Given the change's complexity, we expect some more delay in the rollout.

Thus, the timeline can be extended beyond 31st March 2023. We will share the update about that by next week.

@Varad Pingale "next week" has passed and it would be good to get an update since March 31st is only 1 week away. Please also update your post on the developer community, thanks!

Update on above announcement:

We had earlier announced that “Introduction of two new permissions to replace Browse Project permission” was planned for release on 31st March ’23. Since then, our customers and partners have raised a few questions regarding the rollout, which we are still in the process of addressing. As a result, we have decided to NOT rollout this change on 31st March ’23 for Jira Cloud.

This means, Browse projects permission will continue to work as it is, and the two new permissions won’t be introduced until further notice.
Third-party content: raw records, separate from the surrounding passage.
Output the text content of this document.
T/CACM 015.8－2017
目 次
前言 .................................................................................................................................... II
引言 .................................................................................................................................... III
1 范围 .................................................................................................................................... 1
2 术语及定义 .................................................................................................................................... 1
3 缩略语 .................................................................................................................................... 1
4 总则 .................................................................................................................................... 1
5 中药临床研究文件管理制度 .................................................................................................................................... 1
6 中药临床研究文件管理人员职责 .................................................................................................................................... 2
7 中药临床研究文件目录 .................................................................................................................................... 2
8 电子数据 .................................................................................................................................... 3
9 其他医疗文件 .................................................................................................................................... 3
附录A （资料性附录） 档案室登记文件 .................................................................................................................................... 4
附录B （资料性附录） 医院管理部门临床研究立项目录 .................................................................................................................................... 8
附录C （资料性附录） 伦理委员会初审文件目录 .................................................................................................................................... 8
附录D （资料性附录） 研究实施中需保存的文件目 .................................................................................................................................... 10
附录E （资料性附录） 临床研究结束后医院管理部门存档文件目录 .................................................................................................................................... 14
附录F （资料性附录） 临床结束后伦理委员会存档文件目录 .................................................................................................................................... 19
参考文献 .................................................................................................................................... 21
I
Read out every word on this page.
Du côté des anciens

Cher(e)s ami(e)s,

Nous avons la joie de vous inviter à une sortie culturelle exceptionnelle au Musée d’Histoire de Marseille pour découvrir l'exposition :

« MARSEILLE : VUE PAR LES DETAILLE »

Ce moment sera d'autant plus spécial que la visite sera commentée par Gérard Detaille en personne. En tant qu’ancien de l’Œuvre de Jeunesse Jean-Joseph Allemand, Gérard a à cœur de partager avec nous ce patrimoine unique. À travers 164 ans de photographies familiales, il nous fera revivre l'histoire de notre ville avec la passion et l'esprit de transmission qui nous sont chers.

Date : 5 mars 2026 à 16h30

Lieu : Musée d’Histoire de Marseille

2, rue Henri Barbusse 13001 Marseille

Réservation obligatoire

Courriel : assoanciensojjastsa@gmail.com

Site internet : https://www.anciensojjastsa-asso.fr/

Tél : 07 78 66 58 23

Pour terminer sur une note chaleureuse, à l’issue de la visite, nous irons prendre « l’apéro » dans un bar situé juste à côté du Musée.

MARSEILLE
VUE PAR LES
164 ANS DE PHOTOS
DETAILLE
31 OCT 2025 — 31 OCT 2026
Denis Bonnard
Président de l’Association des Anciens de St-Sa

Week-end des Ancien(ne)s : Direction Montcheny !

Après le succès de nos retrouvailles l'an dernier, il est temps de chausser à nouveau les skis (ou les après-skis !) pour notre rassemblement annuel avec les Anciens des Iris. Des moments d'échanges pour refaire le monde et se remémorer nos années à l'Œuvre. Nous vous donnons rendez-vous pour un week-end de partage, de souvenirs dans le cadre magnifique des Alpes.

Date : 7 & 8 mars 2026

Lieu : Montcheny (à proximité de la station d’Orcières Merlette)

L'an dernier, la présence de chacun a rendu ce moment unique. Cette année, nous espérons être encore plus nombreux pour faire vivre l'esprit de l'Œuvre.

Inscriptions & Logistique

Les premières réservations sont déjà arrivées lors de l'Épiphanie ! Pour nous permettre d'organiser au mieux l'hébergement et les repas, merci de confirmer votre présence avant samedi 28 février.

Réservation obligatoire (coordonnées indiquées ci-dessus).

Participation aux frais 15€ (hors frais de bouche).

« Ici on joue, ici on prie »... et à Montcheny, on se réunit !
Meanwhile, this work is still a priority for us, and our team is evaluating all the questions and concerns mentioned in the comments. This process of evaluation will take a few more weeks. Following the evaluation, we will inform you about the revised timeline for rollout, well in advance.

Thank you for your feedback. If you have any questions, please drop them in the comments section. As mentioned earlier, please expect more communication on this in upcoming few weeks.

Thank you

OK great - thanks @Varad Pingale 

Hi @Varad Pingale  - Thank you for the update.

What if you held a 30 minute Q&A session at Team '23 so people could question and interact?

Hey @Varad Pingale you might be looking into this much requested permission: Separate Project permissions for Version Management... It's been there for ages and it's reaching 800 votes already.